“DEAR MOM. ONE day, I’ll make you proud. I promise.” A small dedication on the wall behind Sowetan teenager Zinhle Sithole sums it all up. She’s the subject of one of Jodi Bieber’s beautiful series of portraits that takes the whole model of an exhibition to a new level of engagement. It’s part of the Basha Uhuru Youth Festival in Hillbrow, and what you leave there in goosebumps and stifled tears, you get to take away in a poster of your choice.
Entitled Hashtag i or # i the exhibition comprises 45 photographed portraits of Johannesburg youngsters. But these are not just any formal portraits. While they have the energy and the kick that is Bieber’s signature, offering an engagement with the subject that makes you look into their eyes and empathise with their souls, this is not about Bieber, the artist at large.
Rather, it’s about the society’s youth. Curated and designed by Brenton Maart, each image in this exhibition is printed as a poster. The Bieber portrait has been reworked amidst positive and thoughtful descriptors, cell phone photographs and bits and bobs that define each young person. This one loves music, another is sensitised to the prevalence of children being raped, yet another comments on arm pit hair.
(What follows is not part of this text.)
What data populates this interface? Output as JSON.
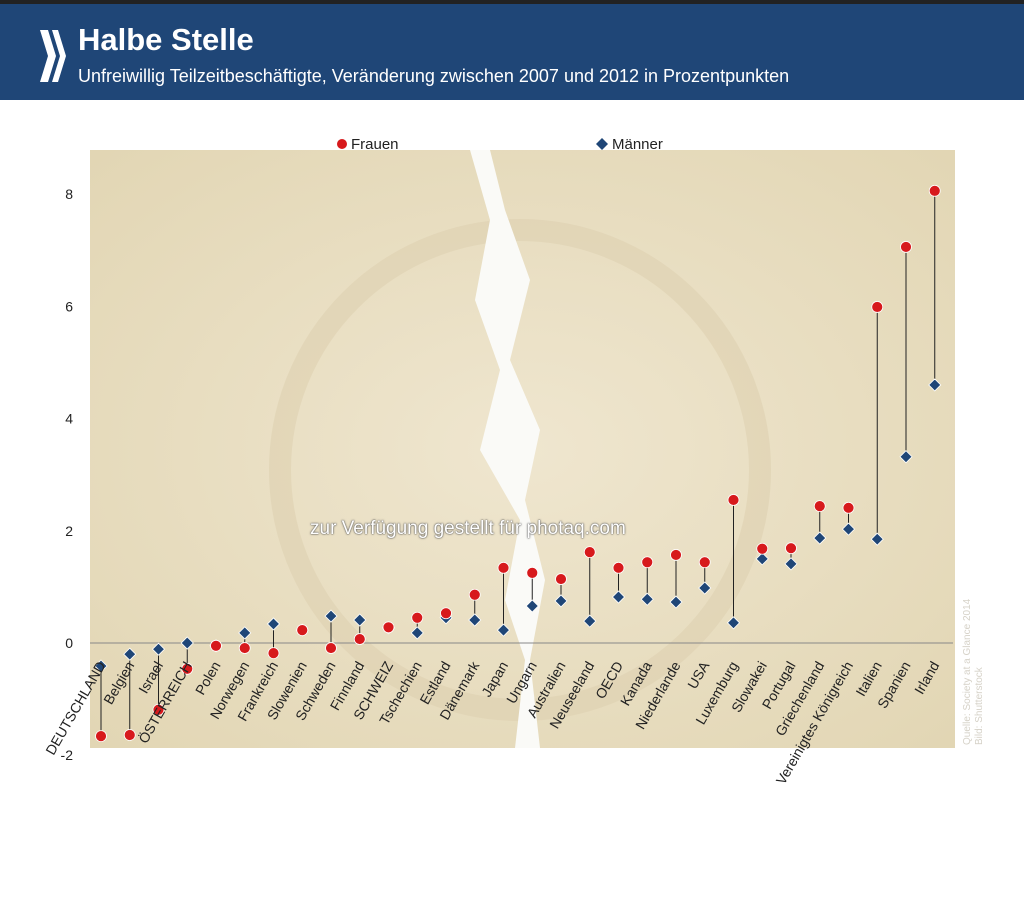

Sithole believes she was born to lead, and that “we can reach higher and do things we never thought of doing”. # i AM WORDS, her poster declares. Another young person is #i AM PLEASANT. Yet another is #i AM HOPEFUL and another is # i AM DETERMINED.
While you may look at a project of this nature and possibly deem it twee, commenting that the graphic design holding the image is not always legible or successful, you need to see the whole project in person in order to engage its energies.
Exhibited on low wooden crates, each image is atop a pile of images, forcing you to bend down and focus on the words and the photograph. It’s not for sale: the images are free, and there is a cleavage between professionals and young people that is uplifting rather than patronising or one that forces a youngster into the limelight.
Sometimes art or theatre or photography pitched at young people seems to think that it should be made by young people. And when this happens, the axis is tilted away from professionalism and forces the work to slip into the shadow of amateurishness. But under able and intelligent curation and focus, this cannot happen: the youngsters are respected for the opinions, creativity and energy they have. But they’re also contained in the vision of a seasoned and skilled photographer.
As the sound from the permanent installations of what was once the isolation cells of the Women’s Gaol bleeds into this gallery space, you’re reminded of the blood and terror, of the broken people and utter cruelty that these walls were heir to under apartheid. It’s an astonishing building, constructed with Victorian principles of flow and aesthetics, and this horror and beauty conjoined with the fresh faces of 45 youngsters, will stay with you for a long time.